Crainte d’une « spoliation »

Ce scénario, MChristiane Féral-Schuhl, la présidente du CNB, le rejette, avec l’ensemble des membres de SOS Retraites, car il serait synonyme de « captation des réserves » accumulées par les différentes caisses concernées. Chez les avocats, les sommes en jeu s’élèvent à deux milliards d’euros. S’agissant de la Carpimko – la caisse des orthophonistes, infirmières, orthoptistes, etc. –, les montants atteignent 3,4 milliards, d’après Mme Sicre : « Nous ne voulons pas qu’un hold-up ait lieu », affirme la présidente de CI. Le discours est identique chez les navigants du monde de l’aérien : « Notre caisse de retraite complémentaire existe depuis le début des années 1950 et n’a rien coûté à la collectivité, confie Yves Deshayes, le numéro un du Syndicat national des pilotes de ligne (SNPL). Nous ne voulons pas qu’elle disparaisse. »

La crainte d’une « spoliation » est d’autant plus vive que la collecte des cotisations sera, à terme, entièrement confiée aux Urssaf, une « administration » à la main de l’Etat, relève Jean-Paul Hamon, le président de la Fédération des médecins de France (FMF). A ses yeux, toutes les conditions seront alors réunies pour détourner les réserves des régimes autonomes vers le pot commun du système universel.
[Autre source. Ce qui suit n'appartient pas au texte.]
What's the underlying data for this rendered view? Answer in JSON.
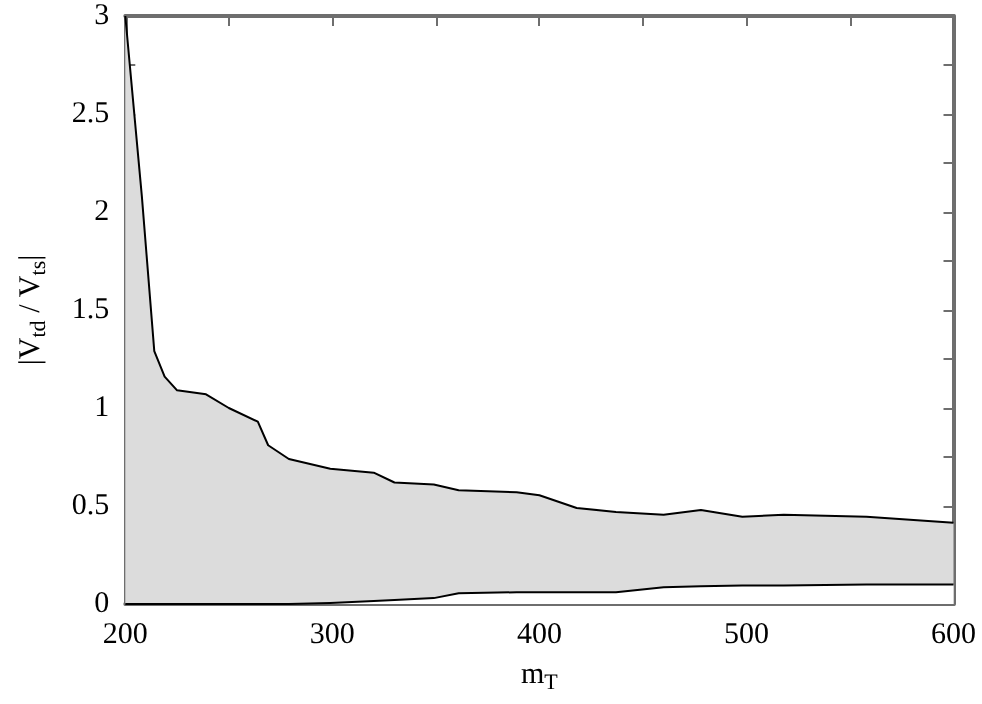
{
  "chart_data": {
    "type": "area",
    "xlabel": "m$_{T}$",
    "ylabel": "|V$_{td}$ / V$_{ts}$|",
    "x": [
      200,
      208,
      214,
      219,
      225,
      239,
      250,
      264,
      269,
      279,
      299,
      320,
      330,
      349,
      361,
      389,
      400,
      418,
      437,
      460,
      478,
      498,
      518,
      558,
      600
    ],
    "series": [
      {
        "color": "#dcdcdc",
        "values": [
          3,
          2.08,
          1.29,
          1.16,
          1.09,
          1.07,
          1.0,
          0.93,
          0.81,
          0.74,
          0.69,
          0.67,
          0.62,
          0.61,
          0.58,
          0.57,
          0.555,
          0.49,
          0.47,
          0.455,
          0.48,
          0.445,
          0.455,
          0.445,
          0.415
        ]
      },
      {
        "color": "#ffffff",
        "values": [
          0,
          0,
          0,
          0,
          0,
          0,
          0,
          0,
          0,
          0,
          0.005,
          0.015,
          0.02,
          0.03,
          0.055,
          0.06,
          0.06,
          0.06,
          0.06,
          0.085,
          0.09,
          0.095,
          0.095,
          0.1,
          0.1
        ]
      }
    ],
    "xlim": [
      200,
      600
    ],
    "xticks": [
      200,
      {
        "value": 250,
        "label": null
      },
      300,
      {
        "value": 350,
        "label": null
      },
      400,
      {
        "value": 450,
        "label": null
      },
      500,
      {
        "value": 550,
        "label": null
      },
      600
    ],
    "ylim": [
      0,
      3
    ],
    "yticks": [
      0,
      {
        "value": 0.25,
        "label": null
      },
      0.5,
      {
        "value": 0.75,
        "label": null
      },
      1,
      {
        "value": 1.25,
        "label": null
      },
      1.5,
      {
        "value": 1.75,
        "label": null
      },
      2,
      {
        "value": 2.25,
        "label": null
      },
      2.5,
      {
        "value": 2.75,
        "label": null
      },
      3
    ],
    "grid": false,
    "marker": "none",
    "line_style": "solid"
  }
}
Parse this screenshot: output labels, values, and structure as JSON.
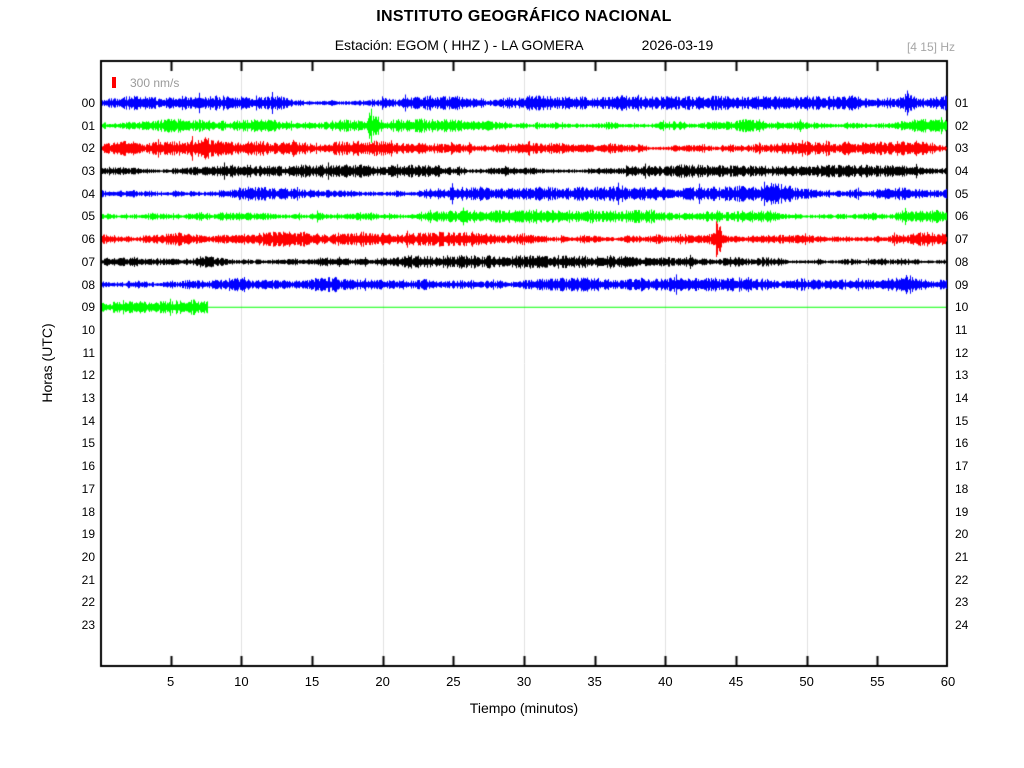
{
  "header": {
    "title": "INSTITUTO GEOGRÁFICO NACIONAL",
    "subtitle": "Estación:  EGOM ( HHZ ) - LA GOMERA",
    "date": "2026-03-19",
    "filter": "[4 15] Hz"
  },
  "legend": {
    "scale_label": "300 nm/s",
    "marker_color": "#ff0000",
    "text_color": "#9a9a9a"
  },
  "axes": {
    "y_label": "Horas (UTC)",
    "x_label": "Tiempo (minutos)",
    "x_ticks": [
      5,
      10,
      15,
      20,
      25,
      30,
      35,
      40,
      45,
      50,
      55,
      60
    ],
    "gridline_minutes": [
      10,
      20,
      30,
      40,
      50
    ],
    "grid_color": "#e0e0e0",
    "left_hour_labels": [
      "00",
      "01",
      "02",
      "03",
      "04",
      "05",
      "06",
      "07",
      "08",
      "09",
      "10",
      "11",
      "12",
      "13",
      "14",
      "15",
      "16",
      "17",
      "18",
      "19",
      "20",
      "21",
      "22",
      "23"
    ],
    "right_hour_labels": [
      "01",
      "02",
      "03",
      "04",
      "05",
      "06",
      "07",
      "08",
      "09",
      "10",
      "11",
      "12",
      "13",
      "14",
      "15",
      "16",
      "17",
      "18",
      "19",
      "20",
      "21",
      "22",
      "23",
      "24"
    ]
  },
  "chart_data": {
    "type": "line",
    "title": "INSTITUTO GEOGRÁFICO NACIONAL",
    "station_display": "Estación:  EGOM ( HHZ ) - LA GOMERA",
    "date": "2026-03-19",
    "bandpass_hz": [
      4,
      15
    ],
    "amplitude_scale": "300 nm/s",
    "xlabel": "Tiempo (minutos)",
    "ylabel": "Horas (UTC)",
    "x_range_minutes": [
      0,
      60
    ],
    "hour_rows": 24,
    "grid": "vertical gridlines every 10 minutes",
    "traces": [
      {
        "hour": "00",
        "color": "#0000ff",
        "amplitude": 3.2,
        "active_minutes": 60,
        "events": [
          {
            "minute": 57.0,
            "peak": 0.7,
            "sigma": 0.3
          }
        ]
      },
      {
        "hour": "01",
        "color": "#00ff00",
        "amplitude": 3.0,
        "active_minutes": 60,
        "events": [
          {
            "minute": 19.1,
            "peak": 3.6,
            "sigma": 0.1
          },
          {
            "minute": 19.25,
            "peak": 1.0,
            "sigma": 0.45
          }
        ]
      },
      {
        "hour": "02",
        "color": "#ff0000",
        "amplitude": 3.3,
        "active_minutes": 60,
        "events": [
          {
            "minute": 36.0,
            "peak": 1.1,
            "sigma": 0.07
          },
          {
            "minute": 7.5,
            "peak": 0.5,
            "sigma": 0.4
          }
        ]
      },
      {
        "hour": "03",
        "color": "#000000",
        "amplitude": 2.8,
        "active_minutes": 60,
        "events": []
      },
      {
        "hour": "04",
        "color": "#0000ff",
        "amplitude": 3.2,
        "active_minutes": 60,
        "events": [
          {
            "minute": 47.5,
            "peak": 0.5,
            "sigma": 1.5
          }
        ]
      },
      {
        "hour": "05",
        "color": "#00ff00",
        "amplitude": 3.0,
        "active_minutes": 60,
        "events": []
      },
      {
        "hour": "06",
        "color": "#ff0000",
        "amplitude": 3.3,
        "active_minutes": 60,
        "events": [
          {
            "minute": 43.7,
            "peak": 2.9,
            "sigma": 0.12
          },
          {
            "minute": 43.9,
            "peak": 0.9,
            "sigma": 0.5
          }
        ]
      },
      {
        "hour": "07",
        "color": "#000000",
        "amplitude": 2.8,
        "active_minutes": 60,
        "events": []
      },
      {
        "hour": "08",
        "color": "#0000ff",
        "amplitude": 3.2,
        "active_minutes": 60,
        "events": [
          {
            "minute": 57.2,
            "peak": 0.8,
            "sigma": 0.25
          }
        ]
      },
      {
        "hour": "09",
        "color": "#00ff00",
        "amplitude": 3.4,
        "active_minutes": 7.6,
        "events": [
          {
            "minute": 1.4,
            "peak": 0.9,
            "sigma": 0.8
          }
        ]
      }
    ]
  }
}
D’autres facteurs, plus spécifiques, alimentent la colère. Plusieurs professions redoutent d’être assujetties à des prélèvements majorés avec la réforme – telle qu’elle a été esquissée dans le rapport remis en juillet par Jean-Paul Delevoye, le haut commissaire en charge du projet. Chez les avocats, le taux de cotisation va doubler, voire un peu plus (sur les revenus inférieurs à 40 000 euros). La hausse va être difficile à encaisser, notamment pour ceux qui débutent ou dont l’activité repose, en grande partie, sur des dossiers rémunérés par l’aide juridictionnelle, affirme MFéral-Schuhl.

« Plus de ponctions pour moins de pensions »
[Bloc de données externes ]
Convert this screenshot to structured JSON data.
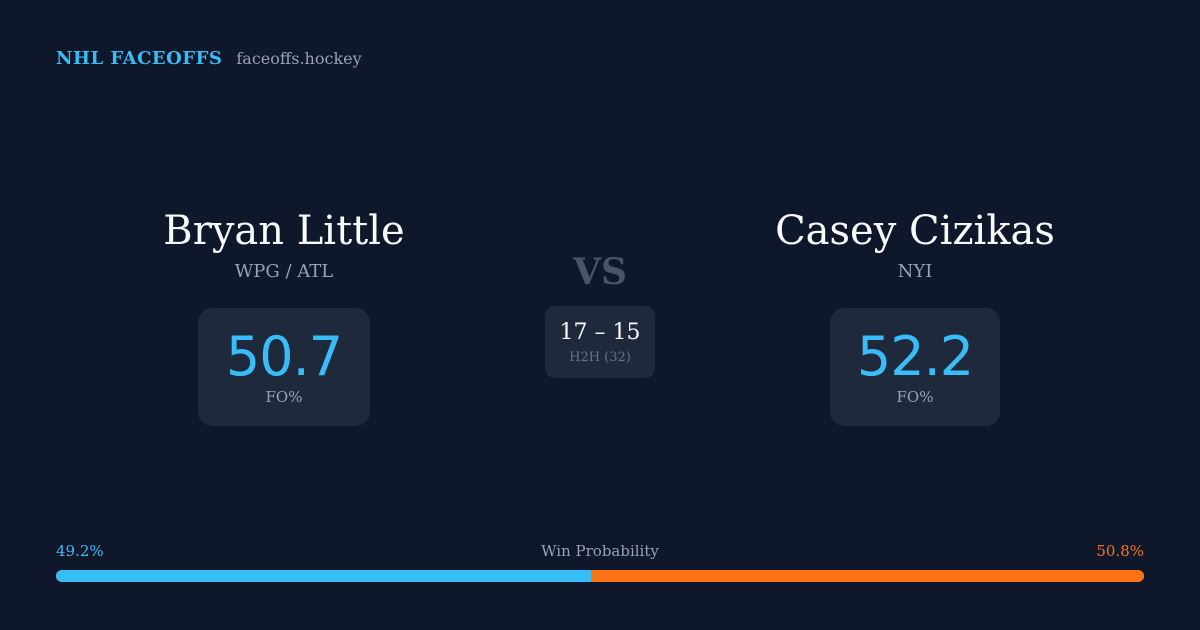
{
  "brand": {
    "name": "NHL FACEOFFS",
    "domain": "faceoffs.hockey"
  },
  "players": [
    {
      "name": "Bryan Little",
      "team": "WPG / ATL",
      "fo_pct": "50.7",
      "fo_label": "FO%"
    },
    {
      "name": "Casey Cizikas",
      "team": "NYI",
      "fo_pct": "52.2",
      "fo_label": "FO%"
    }
  ],
  "versus": {
    "label": "VS",
    "h2h_score": "17 – 15",
    "h2h_label": "H2H (32)"
  },
  "win_probability": {
    "title": "Win Probability",
    "left_label": "49.2%",
    "right_label": "50.8%",
    "left_value": 49.2,
    "right_value": 50.8,
    "left_color": "#38bdf8",
    "right_color": "#f97316"
  },
  "colors": {
    "background": "#0f172a",
    "card": "#1e293b",
    "accent": "#38bdf8",
    "secondary_accent": "#f97316"
  }
}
L’appréhension est identique parmi les organisations impliquées dans SOS Retraites qui représentent le paramédical. « Les cotisations vont augmenter de quatorze points, ce qui va porter notre taux de charges à 60 %, déclare Mme Sicre. Au final, il y aura plus de ponctions pour moins de pensions. »

Dans d’autres métiers, en revanche, le taux de contributions pour l’assurance-vieillesse est susceptible de reculer, ce qui est favorable au pouvoir d’achat des actifs, mais réduit aussi leurs droits à la retraite : « La baisse des cotisations sera de 20 % mais les pensions, elles, diminueront davantage, de l’ordre de 38 % », indique M. Hamon. Autrement dit, les intéressés y perdront, au final. Le problème pourrait, éventuellement, être résolu, en recourant à l’épargne-retraite supplémentaire, mais de tels produits, proposés par les assureurs et les banquiers, offrent des rendements beaucoup moins intéressants, rapporte M. Deshayes. En outre, ajoute-t-il, rien ne garantit que de tels dispositifs seront mis en place dans toutes les compagnies aériennes.

« Le mouvement va être long et aller crescendo », prophétise Mme Sicre. « C’est l’avenir de notre profession que nous défendons », renchérit MFéral-Schuhl. D’autres organisations s’apprêtent à emboîter le pas de SOS Retraites : FO, le 21 septembre ; la CGT, trois jours après. L’exécutif n’est pas au bout de ses peines.